Pierce County Prosecutor Mark Lindquist said he was dismissing “about four dozen” pending cases where misdemeanor marijuana was the only offense. He said his staff was continuing to prosecute other cases where possession was secondary to a more serious charge, such as drunken driving.

“The people have spoken through this initiative,” said Lindquist. “And as a practical matter, I don’t think you could sell a simple marijuana case to a jury after this initiative passed.”

In an interview, Satterberg said his office would continue to prosecute marijuana possession above one ounce, allowing for “a buffer for those whose scales are less than accurate.” His office also charges felony possession — for people with more than 40 grams — although he said his staff routinely allows those defendants to plead down to a misdemeanor.

“I think when the people voted to change the policy, they weren’t focused on when the effective date of the new policy would be. They spoke loudly and clearly that we should not treat small amounts of marijuana as an offense,” he said. I-502 campaign manager Alison Holcomb said she was “incredibly moved” by Satterberg’s announcement, which she said showed “incredible courage.”

The decision supports a prime argument I-502 made during the campaign. A study by a group of academics found there had been 241,000 misdemeanor marijuana possession cases in Washington over the past 25 years, 67,000 of them in the past five years. “If 502 hadn’t passed, we’d see the same amount of marijuana possession cases every year,” she said. “What makes a difference is changing the law.” Satterberg is the first prosecutor to change charging policy after I-502, but other prosecutors are also considering these cases. Tom McBride of the Washington Association of Prosecuting Attorneys said his office “just starting to work through those issues.”

Seattle City Attorney Pete Holmes has refused to prosecute misdemeanor possession cases since he took office.

Earlier this week, the chief criminal deputy prosecutor in Spokane County, Jack Driscoll, appeared to take a more conservative position. He told the Spokesman-Review that, even after Dec. 6, the only marijuana which was legal to possess was pot sold in the state-licensed stores called for in I-502. Those stores won’t be created for at least a year.

“The only thing that is legal is selling marijuana through those stores,” Driscoll said. “That will be regulated by the state. You can’t under this initiative have an ounce of marijuana that doesn’t come from a state-issued provider. You still can’t have black-market marijuana.”

Holcomb disputed that interpretation. So did Satterberg, who called it a “very narrow reading” of the initiative. “I don’t know how you trace where (the marijuana) comes from,” he said.

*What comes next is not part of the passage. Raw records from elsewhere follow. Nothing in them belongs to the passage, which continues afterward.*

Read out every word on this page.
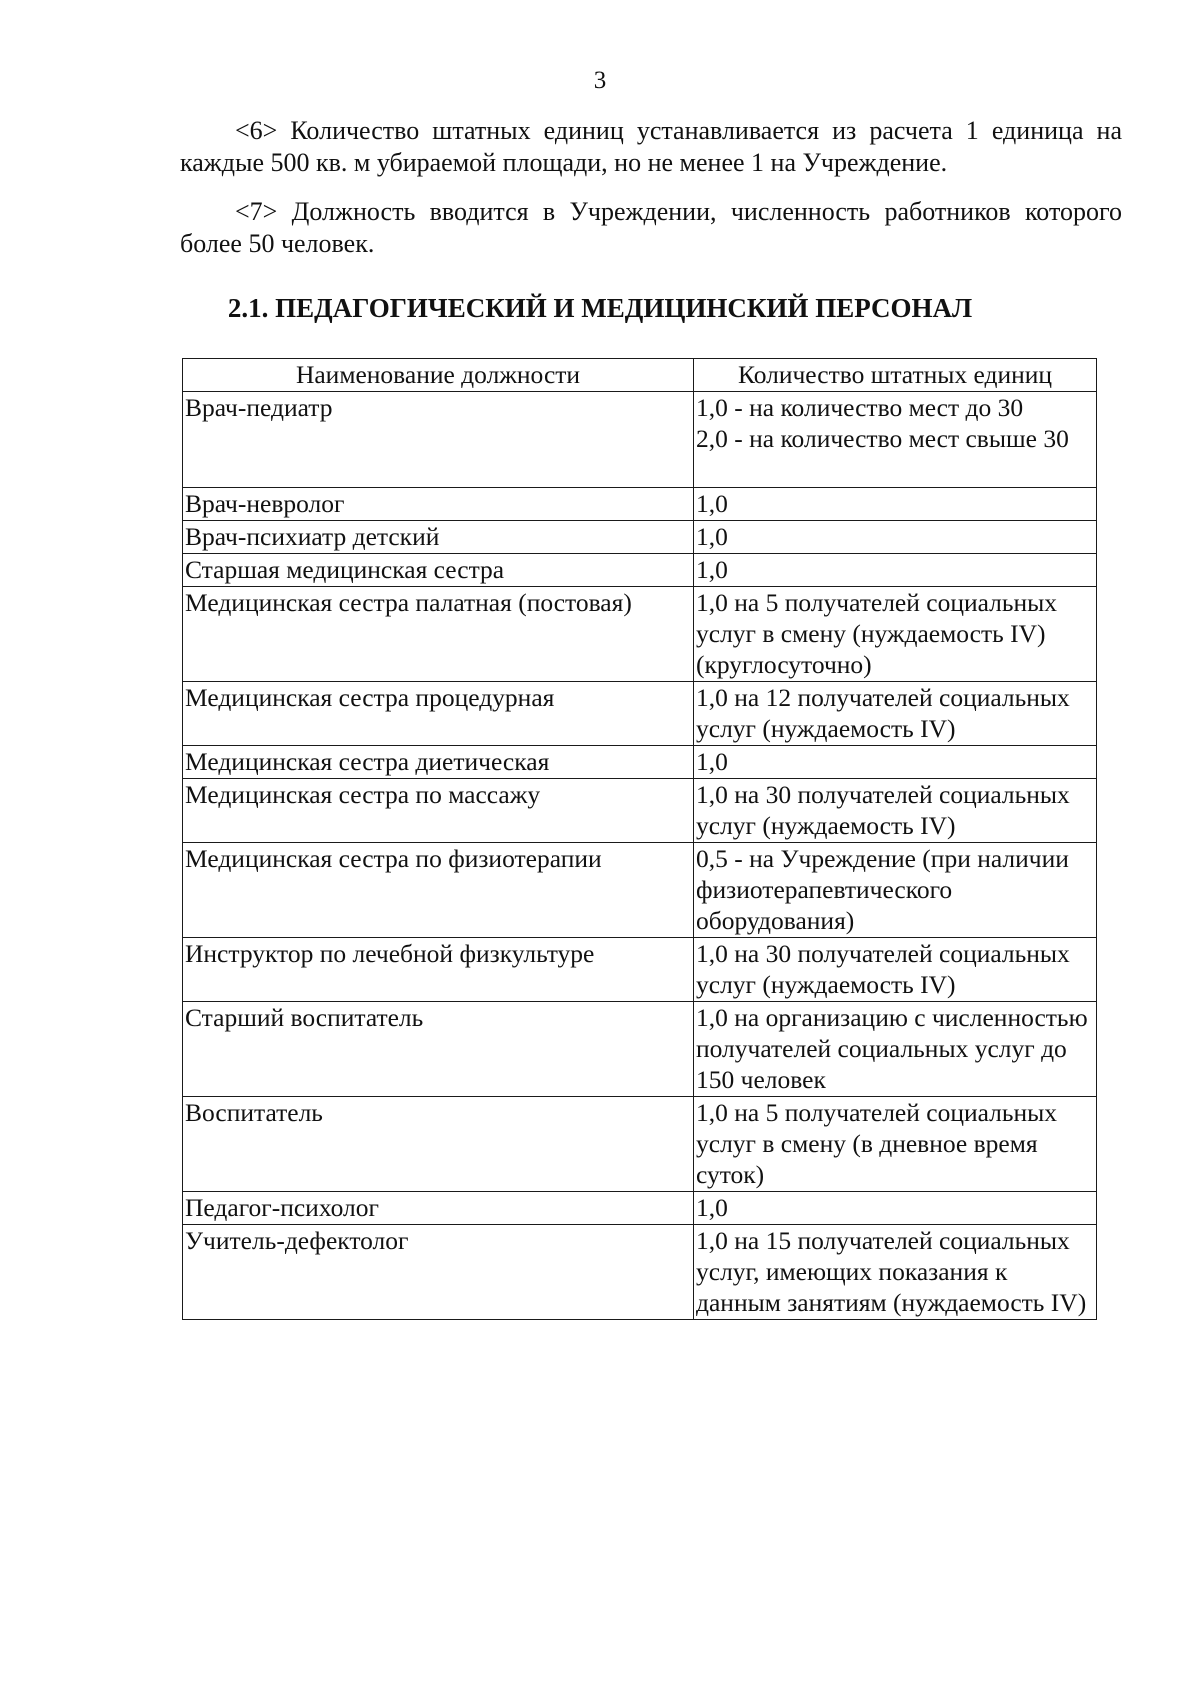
3

<6> Количество штатных единиц устанавливается из расчета 1 единица на каждые 500 кв. м убираемой площади, но не менее 1 на Учреждение.

<7> Должность вводится в Учреждении, численность работников которого более 50 человек.

2.1. ПЕДАГОГИЧЕСКИЙ И МЕДИЦИНСКИЙ ПЕРСОНАЛ
Наименование должности	Количество штатных единиц
Врач-педиатр	1,0 - на количество мест до 30
2,0 - на количество мест свыше 30
Врач-невролог	1,0
Врач-психиатр детский	1,0
Старшая медицинская сестра	1,0
Медицинская сестра палатная (постовая)	1,0 на 5 получателей социальных услуг в смену (нуждаемость IV) (круглосуточно)
Медицинская сестра процедурная	1,0 на 12 получателей социальных услуг (нуждаемость IV)
Медицинская сестра диетическая	1,0
Медицинская сестра по массажу	1,0 на 30 получателей социальных услуг (нуждаемость IV)
Медицинская сестра по физиотерапии	0,5 - на Учреждение (при наличии физиотерапевтического оборудования)
Инструктор по лечебной физкультуре	1,0 на 30 получателей социальных услуг (нуждаемость IV)
Старший воспитатель	1,0 на организацию с численностью получателей социальных услуг до 150 человек
Воспитатель	1,0 на 5 получателей социальных услуг в смену (в дневное время суток)
Педагог-психолог	1,0
Учитель-дефектолог	1,0 на 15 получателей социальных услуг, имеющих показания к данным занятиям (нуждаемость IV)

Satterberg said he expected federal authorities to seek an injunction to block implementation of I-502′s state licensing scheme for marijuana retailers and growers. “I think it’s the kind of issue the U.S. Supreme Court will have a final word on,” said Satterberg, calling it an “an important state’s rights issue.” But he does not expect a federal lawsuit to target the types of cases he is dismissing, noting that states already have widely divergent penalties for marijuana possession.